2013 Was a Good Year for the Wallet of Morgan Stanley’s CEO
Investors have let Morgan Stanley (NYSE:MS) know they approve of the steps the investment bank has taken to improve its profitability; throughout 2013, shares of Morgan Stanley rose 64 percent, the greatest stock gain recorded by any of the 10 largest investment banks in the world. The reason for such confidence was Chief Executive Officer James Gorman’s mission to cut costs and improve margins in Morgan Stanley’s brokerage unit. Now, the investment bank’s management is showing Gorman they approve of his direction as well; boosting his compensation package for the past year with an increased cash bonus and long-term incentives.
The 2013 compensation package Gorman, chair and chief executive officer of Morgan Stanley, included 155,207 restricted shares, according to a filing made January 22 with the U.S. Securities and Exchange Commission. That amounts to a $5.06 million stock bonus — a sum nearly double his equity award of the previous year. Those shares come on top of his $1.5 million salary, which was nearly doubled from his 2012 paycheck of $800,000.
In addition to that 800,000 salary, Gorman’s 2012 compensation package was comprised of $2.63 million in stock options and $2.58 million in deferred cash. He also received a $3.75 million long-term incentive, which was dependent on the bank hitting specific performance targets. Further details about his cash bonus and long-term incentives will be made public later this year.

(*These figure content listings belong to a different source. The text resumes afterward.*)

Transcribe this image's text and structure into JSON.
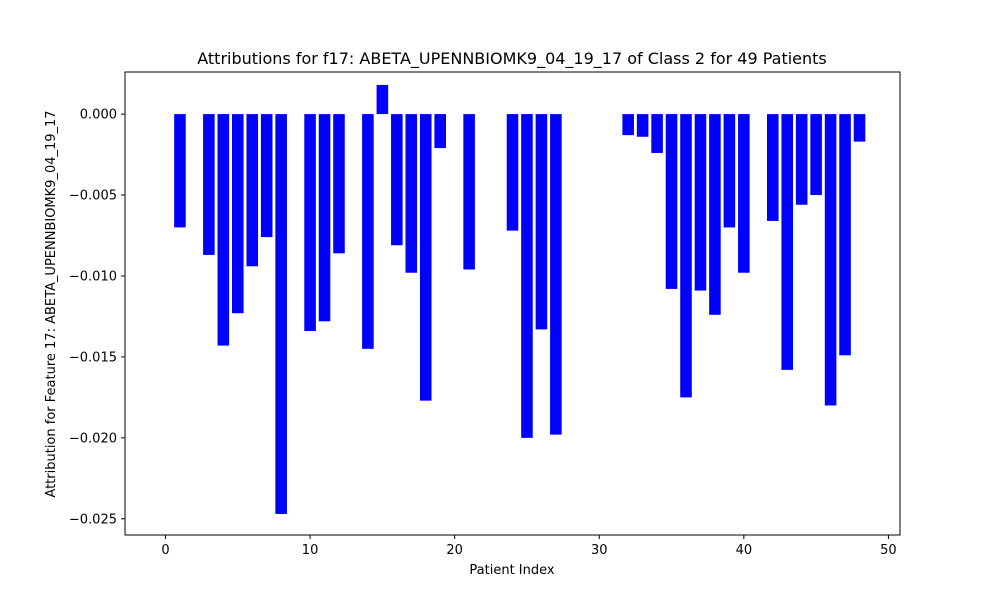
{
  "chart_data": {
    "type": "bar",
    "title": "Attributions for f17: ABETA_UPENNBIOMK9_04_19_17 of Class 2 for 49 Patients",
    "xlabel": "Patient Index",
    "ylabel": "Attribution for Feature 17: ABETA_UPENNBIOMK9_04_19_17",
    "xlim": [
      -2.8,
      50.8
    ],
    "ylim": [
      -0.026,
      0.0026
    ],
    "xticks": [
      0,
      10,
      20,
      30,
      40,
      50
    ],
    "yticks": [
      0.0,
      -0.005,
      -0.01,
      -0.015,
      -0.02,
      -0.025
    ],
    "ytick_labels": [
      "0.000",
      "−0.005",
      "−0.010",
      "−0.015",
      "−0.020",
      "−0.025"
    ],
    "bar_color": "#0000ff",
    "grid": false,
    "x": [
      0,
      1,
      2,
      3,
      4,
      5,
      6,
      7,
      8,
      9,
      10,
      11,
      12,
      13,
      14,
      15,
      16,
      17,
      18,
      19,
      20,
      21,
      22,
      23,
      24,
      25,
      26,
      27,
      28,
      29,
      30,
      31,
      32,
      33,
      34,
      35,
      36,
      37,
      38,
      39,
      40,
      41,
      42,
      43,
      44,
      45,
      46,
      47,
      48
    ],
    "values": [
      0,
      -0.007,
      0,
      -0.0087,
      -0.0143,
      -0.0123,
      -0.0094,
      -0.0076,
      -0.0247,
      0,
      -0.0134,
      -0.0128,
      -0.0086,
      0,
      -0.0145,
      0.0018,
      -0.0081,
      -0.0098,
      -0.0177,
      -0.0021,
      0,
      -0.0096,
      0,
      0,
      -0.0072,
      -0.02,
      -0.0133,
      -0.0198,
      0,
      0,
      0,
      0,
      -0.0013,
      -0.0014,
      -0.0024,
      -0.0108,
      -0.0175,
      -0.0109,
      -0.0124,
      -0.007,
      -0.0098,
      0,
      -0.0066,
      -0.0158,
      -0.0056,
      -0.005,
      -0.018,
      -0.0149,
      -0.0017
    ]
  }
}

While Gorman has done much to streamline Morgan Stanley, problems linger. Since fourth-quarter earnings were released the morning of January 17, shares have lost 5 percent of their value. The problem was not revenue; thanks to strength in investment banking, global wealth management, and asset management, the institution beat Wall Street’s top-line expectations. Rather, Morgan Stanley’s $1.2-billion legal bill, which caused profit to take a sharp fall, gave investors a source of concern.